Le twist est que le film est tourné entièrement à la première personne. La caméra nous mettra dans la peau d’Elwood dans un premier temps, puis parfois dans celle de Turner dans la deuxième partie du film. Un procédé qui désarçonne au début, notamment dans les premières minutes. On y suit l’enfance en accéléré d’Elwood : ses premiers amours, son quotidien, mais aussi ses premiers rapports avec le Civil Rights Movement lancé par Martin Luther King et ses envies militantes. Mais ce choix de point de vue permet d’entrer dans la peau de ce personnage et surtout de comprendre comment il a construit son identité en prenant comme modèle les proches et figures qui l’entourent. Plus tard, cela illustre directement ce qu’il a vécu, en évitant le piège du sensationnalisme ou du misérabilisme. Les scènes de persécution ne sont pas directement montrées. On vit l’avant et l’après, mais la caméra s’éteint au moment fatidique.

Deux visions opposées
Dans la deuxième partie, RaMell Ross abandonne parfois le point de vue subjectif d’Elwood pour nous mettre dans la conscience de Turner. Il y a aussi plusieurs scènes se déroulant dans le futur où, cette fois, la caméra est en troisième personne, derrière un homme qui se présente comme étant Elwood. Ce dernier, devenu adulte, fait des recherches sur la Nickel Academy et suit l’avancée de l’enquête. Le choix de la première personne illustre donc ces instants où le personnage se remémore son passé. Mais le changement de procédé interroge le spectateur. Pourquoi abandonner ce procédé ? Est-ce dû aux limites que ce dernier impose et qui seraient trop contraignantes ? Non, il y a bien une raison qu’il est impossible d’expliquer sans dévoiler la fin et qu’il est préférable de découvrir par soi-même.
Le fait que l’on suive ces deux personnages nous offre des regards opposés sur cette affaire.
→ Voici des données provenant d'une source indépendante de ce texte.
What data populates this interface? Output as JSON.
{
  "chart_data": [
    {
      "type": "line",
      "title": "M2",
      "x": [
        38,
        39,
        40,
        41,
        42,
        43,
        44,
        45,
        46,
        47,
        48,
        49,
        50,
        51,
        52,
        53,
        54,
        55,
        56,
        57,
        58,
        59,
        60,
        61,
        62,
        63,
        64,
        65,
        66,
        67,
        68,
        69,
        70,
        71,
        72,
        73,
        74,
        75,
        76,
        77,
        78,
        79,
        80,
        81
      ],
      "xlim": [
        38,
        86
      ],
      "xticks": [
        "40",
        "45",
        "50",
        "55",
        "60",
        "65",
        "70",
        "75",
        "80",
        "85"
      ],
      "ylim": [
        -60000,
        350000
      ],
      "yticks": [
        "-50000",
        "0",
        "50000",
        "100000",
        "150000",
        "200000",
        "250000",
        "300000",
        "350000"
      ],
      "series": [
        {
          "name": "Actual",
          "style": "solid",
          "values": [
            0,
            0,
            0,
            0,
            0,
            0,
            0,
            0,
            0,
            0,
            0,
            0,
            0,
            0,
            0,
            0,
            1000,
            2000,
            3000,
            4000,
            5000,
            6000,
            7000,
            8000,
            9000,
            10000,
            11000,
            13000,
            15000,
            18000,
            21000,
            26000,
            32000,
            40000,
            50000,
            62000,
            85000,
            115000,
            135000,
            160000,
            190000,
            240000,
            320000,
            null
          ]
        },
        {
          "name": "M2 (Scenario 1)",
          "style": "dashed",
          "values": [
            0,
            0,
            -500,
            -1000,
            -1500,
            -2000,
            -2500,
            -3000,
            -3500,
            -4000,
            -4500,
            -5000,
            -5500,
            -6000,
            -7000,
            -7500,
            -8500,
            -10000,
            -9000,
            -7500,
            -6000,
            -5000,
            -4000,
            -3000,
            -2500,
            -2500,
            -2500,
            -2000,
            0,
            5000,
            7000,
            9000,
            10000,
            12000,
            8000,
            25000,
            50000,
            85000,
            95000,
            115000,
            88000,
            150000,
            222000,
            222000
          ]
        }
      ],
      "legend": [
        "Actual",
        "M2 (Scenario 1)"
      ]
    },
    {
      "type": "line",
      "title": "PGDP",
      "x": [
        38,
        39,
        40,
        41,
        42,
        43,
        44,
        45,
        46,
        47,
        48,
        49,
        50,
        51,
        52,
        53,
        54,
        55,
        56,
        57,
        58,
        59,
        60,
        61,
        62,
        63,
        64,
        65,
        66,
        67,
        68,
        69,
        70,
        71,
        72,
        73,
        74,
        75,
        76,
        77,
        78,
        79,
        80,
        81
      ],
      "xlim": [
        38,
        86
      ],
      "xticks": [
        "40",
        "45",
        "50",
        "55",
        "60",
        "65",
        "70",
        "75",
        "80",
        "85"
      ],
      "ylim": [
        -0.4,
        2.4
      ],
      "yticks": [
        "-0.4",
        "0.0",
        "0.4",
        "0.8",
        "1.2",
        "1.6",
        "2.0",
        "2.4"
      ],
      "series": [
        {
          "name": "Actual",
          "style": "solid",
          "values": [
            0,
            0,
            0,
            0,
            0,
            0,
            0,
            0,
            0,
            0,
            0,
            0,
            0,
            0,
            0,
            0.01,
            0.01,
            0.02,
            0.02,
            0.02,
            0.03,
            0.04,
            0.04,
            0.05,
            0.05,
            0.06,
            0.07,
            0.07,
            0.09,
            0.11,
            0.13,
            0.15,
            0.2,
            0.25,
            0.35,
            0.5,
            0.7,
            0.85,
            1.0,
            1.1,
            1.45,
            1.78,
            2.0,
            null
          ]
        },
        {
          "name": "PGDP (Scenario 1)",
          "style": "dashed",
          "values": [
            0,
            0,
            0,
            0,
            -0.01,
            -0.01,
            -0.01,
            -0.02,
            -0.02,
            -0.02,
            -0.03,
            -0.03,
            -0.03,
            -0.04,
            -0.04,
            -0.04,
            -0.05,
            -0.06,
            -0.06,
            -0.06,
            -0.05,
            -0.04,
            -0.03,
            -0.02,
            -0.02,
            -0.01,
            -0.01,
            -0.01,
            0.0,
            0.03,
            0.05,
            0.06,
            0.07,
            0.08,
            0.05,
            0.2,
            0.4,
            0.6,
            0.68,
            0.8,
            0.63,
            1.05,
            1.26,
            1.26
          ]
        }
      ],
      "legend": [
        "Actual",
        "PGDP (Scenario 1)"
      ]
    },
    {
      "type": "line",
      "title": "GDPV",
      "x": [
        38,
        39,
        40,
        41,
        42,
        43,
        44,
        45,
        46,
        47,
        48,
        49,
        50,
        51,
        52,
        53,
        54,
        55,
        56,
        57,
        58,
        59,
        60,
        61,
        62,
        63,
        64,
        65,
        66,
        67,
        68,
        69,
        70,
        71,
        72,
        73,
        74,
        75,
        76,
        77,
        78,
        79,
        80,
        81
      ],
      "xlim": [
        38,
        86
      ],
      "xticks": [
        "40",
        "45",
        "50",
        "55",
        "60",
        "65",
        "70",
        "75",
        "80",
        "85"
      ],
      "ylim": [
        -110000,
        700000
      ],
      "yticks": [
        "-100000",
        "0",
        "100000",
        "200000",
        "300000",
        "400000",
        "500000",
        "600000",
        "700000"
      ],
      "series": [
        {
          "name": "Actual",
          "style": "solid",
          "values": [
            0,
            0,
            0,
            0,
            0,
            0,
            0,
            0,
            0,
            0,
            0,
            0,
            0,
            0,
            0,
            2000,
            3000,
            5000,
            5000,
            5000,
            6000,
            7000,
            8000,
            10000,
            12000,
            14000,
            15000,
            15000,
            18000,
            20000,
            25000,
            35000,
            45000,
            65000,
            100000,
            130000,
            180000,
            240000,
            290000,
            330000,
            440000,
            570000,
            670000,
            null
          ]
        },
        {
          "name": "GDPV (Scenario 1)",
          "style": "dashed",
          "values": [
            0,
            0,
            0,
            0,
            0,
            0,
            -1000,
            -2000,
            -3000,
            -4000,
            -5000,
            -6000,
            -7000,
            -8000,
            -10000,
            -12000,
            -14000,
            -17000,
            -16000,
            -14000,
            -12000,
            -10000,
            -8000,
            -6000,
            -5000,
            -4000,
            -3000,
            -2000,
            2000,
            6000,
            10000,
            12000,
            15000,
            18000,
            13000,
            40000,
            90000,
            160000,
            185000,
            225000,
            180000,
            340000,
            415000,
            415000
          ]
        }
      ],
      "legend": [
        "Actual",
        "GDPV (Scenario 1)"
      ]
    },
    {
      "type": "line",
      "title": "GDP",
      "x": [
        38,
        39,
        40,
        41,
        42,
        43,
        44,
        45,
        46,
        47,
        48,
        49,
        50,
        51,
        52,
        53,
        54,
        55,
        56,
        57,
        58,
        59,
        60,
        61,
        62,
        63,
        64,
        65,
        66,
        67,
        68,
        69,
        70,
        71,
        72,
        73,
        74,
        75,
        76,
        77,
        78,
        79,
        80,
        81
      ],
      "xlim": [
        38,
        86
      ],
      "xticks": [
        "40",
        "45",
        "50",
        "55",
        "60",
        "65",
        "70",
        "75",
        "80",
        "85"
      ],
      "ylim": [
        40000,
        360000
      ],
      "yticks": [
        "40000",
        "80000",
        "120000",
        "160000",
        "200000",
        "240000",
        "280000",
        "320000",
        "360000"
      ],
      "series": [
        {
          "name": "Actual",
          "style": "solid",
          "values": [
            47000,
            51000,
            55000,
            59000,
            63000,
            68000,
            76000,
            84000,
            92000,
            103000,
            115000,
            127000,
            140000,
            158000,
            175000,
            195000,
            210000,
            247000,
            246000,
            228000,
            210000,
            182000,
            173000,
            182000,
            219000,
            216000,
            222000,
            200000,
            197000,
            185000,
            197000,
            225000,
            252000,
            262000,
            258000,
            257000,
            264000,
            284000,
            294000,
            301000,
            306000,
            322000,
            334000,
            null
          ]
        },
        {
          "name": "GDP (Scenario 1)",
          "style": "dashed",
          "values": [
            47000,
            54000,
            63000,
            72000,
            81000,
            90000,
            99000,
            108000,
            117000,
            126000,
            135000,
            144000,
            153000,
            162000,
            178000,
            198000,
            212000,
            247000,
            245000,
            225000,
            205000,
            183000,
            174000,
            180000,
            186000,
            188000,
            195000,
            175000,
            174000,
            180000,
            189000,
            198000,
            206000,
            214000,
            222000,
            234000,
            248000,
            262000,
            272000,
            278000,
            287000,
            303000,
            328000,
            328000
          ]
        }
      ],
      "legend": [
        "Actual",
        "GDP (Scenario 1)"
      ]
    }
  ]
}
Elwood a été élevé par des membres actifs de groupes militants et cherche à lutter contre le système, tandis que Turner, déjà abîmé par le système, est résigné, suivant le mouvement sans faire de vagues. Deux visions qui seront constamment mises à mal par les atrocités de la Nickel Academy. Peinture de l’Amérique raciste, Nickel Boys remet perpétuellement en question nos convictions. Est-il possible de se battre contre un système qui semble entièrement construit contre nous ? Pouvons-nous changer quelque chose à notre petite échelle ?

Un film abandonné par Amazon ?
On regrette tout de même la durée du film (2h20) avec notamment plusieurs scènes au sens beaucoup trop cryptique. Par instants, RaMell Ross introduit des extraits de l’histoire de l’Amérique, et notamment de la conquête spatiale avec l’alunissage en 1969. Même si l’intention se comprend (vouloir montrer que les atrocités de la Nickel Academy se déroulent en marge de la grande Histoire, comme cachées), cela a comme conséquence de perdre le spectateur. Pour un film qui a déjà tant à dire et à illustrer, c’est dommage.
Malgré ses défauts et son aspect très « cinéma d’auteur à concept », il est difficile de comprendre pourquoi Nickel Boys a été complètement oublié de la campagne de communication de Prime Video. Le long-métrage a pourtant reçu le Golden Globe du meilleur film dramatique et a été nommé aux Oscars du meilleur scénario adapté et du meilleur film. Mais ce n’est pas la première fois que cela arrive. Déjà en 2024, American Fiction (film ayant reçu un BAFTA, un Oscar et le prix du public au festival de Toronto) était sorti dans le plus grand des silences en France sur la plateforme de SVOD. C’est toujours douloureux et incompréhensible de voir des projets aussi forts et importants jetés comme cela. On en vient à se demander si le cinéma et la fiction les intéressent réellement.
Le film est actuellement disponible sur Prime Video.